Nous sommes en Angleterre, le 30 mars 1924 où, comme chaque année, les aristocrates accordent un congé à leurs domestiques pour qu’ils aillent rendre visite à leurs mères, le temps d’un dimanche.
La narratrice de ce roman, Jane, femme de chambre des Niven, est orpheline. Cependant, elle retrouve son amant, Paul ( fils d'une autre grande famille, dont les deux frères sont morts pendant la grande guerre.), au creux d’un grand lit qui abrite un amour impossible, puisque Paul doit épouser une riche héritière, quinze jours, après cette dernière rencontre.. Jane découvre, émerveillée la chambre de son amant inondée de soleil, ainsi, que le reste de la maison.

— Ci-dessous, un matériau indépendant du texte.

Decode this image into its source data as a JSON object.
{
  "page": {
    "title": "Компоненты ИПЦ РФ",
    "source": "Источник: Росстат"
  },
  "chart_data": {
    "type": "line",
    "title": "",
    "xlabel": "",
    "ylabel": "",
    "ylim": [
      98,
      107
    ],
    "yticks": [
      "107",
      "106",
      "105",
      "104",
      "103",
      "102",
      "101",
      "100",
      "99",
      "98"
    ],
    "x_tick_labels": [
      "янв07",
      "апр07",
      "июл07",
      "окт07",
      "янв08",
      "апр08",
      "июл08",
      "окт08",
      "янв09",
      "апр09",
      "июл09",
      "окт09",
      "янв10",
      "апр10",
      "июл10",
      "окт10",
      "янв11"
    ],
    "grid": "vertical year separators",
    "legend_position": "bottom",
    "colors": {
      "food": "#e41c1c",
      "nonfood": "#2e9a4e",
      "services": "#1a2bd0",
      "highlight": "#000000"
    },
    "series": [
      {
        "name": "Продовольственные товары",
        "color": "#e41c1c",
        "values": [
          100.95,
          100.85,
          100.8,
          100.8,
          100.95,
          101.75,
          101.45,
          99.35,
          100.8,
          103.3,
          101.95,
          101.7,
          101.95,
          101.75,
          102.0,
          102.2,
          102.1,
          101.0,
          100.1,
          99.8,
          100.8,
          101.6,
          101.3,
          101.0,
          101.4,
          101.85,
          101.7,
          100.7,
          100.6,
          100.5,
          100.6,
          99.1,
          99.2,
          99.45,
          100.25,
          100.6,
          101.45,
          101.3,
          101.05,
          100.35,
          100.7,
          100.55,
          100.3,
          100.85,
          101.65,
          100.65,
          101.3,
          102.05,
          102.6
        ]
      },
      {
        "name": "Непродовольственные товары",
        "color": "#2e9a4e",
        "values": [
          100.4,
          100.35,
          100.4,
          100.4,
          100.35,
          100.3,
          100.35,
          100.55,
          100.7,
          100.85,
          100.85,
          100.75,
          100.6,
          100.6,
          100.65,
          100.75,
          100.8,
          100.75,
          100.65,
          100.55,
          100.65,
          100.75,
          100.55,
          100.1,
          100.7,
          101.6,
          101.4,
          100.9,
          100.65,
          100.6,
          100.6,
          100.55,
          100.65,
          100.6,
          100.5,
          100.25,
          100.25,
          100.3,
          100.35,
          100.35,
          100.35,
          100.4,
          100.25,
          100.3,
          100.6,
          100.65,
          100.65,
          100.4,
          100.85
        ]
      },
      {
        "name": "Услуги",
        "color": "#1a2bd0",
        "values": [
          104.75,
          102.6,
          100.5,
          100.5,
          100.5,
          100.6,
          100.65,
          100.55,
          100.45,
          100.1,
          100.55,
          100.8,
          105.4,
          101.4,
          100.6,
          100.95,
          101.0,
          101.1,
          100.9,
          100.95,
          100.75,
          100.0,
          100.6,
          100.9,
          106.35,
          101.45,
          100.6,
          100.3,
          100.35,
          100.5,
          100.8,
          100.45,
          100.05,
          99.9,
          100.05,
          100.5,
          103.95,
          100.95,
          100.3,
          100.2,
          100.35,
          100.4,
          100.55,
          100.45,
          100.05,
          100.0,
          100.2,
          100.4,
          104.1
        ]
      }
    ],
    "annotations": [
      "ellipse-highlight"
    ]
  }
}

J’ai suivi cette journée, heure après heure, minute après minute, seconde après seconde, mais je dois être honnête avec vous, ce dimanche m’a paru un peu monotone. Si pour autant je n’ai pas abandonné ce roman, c’est d’une part, parce que l’histoire est agréable à lire et d’autre part, parce que j’ai tenu à connaître la destinée de Jane.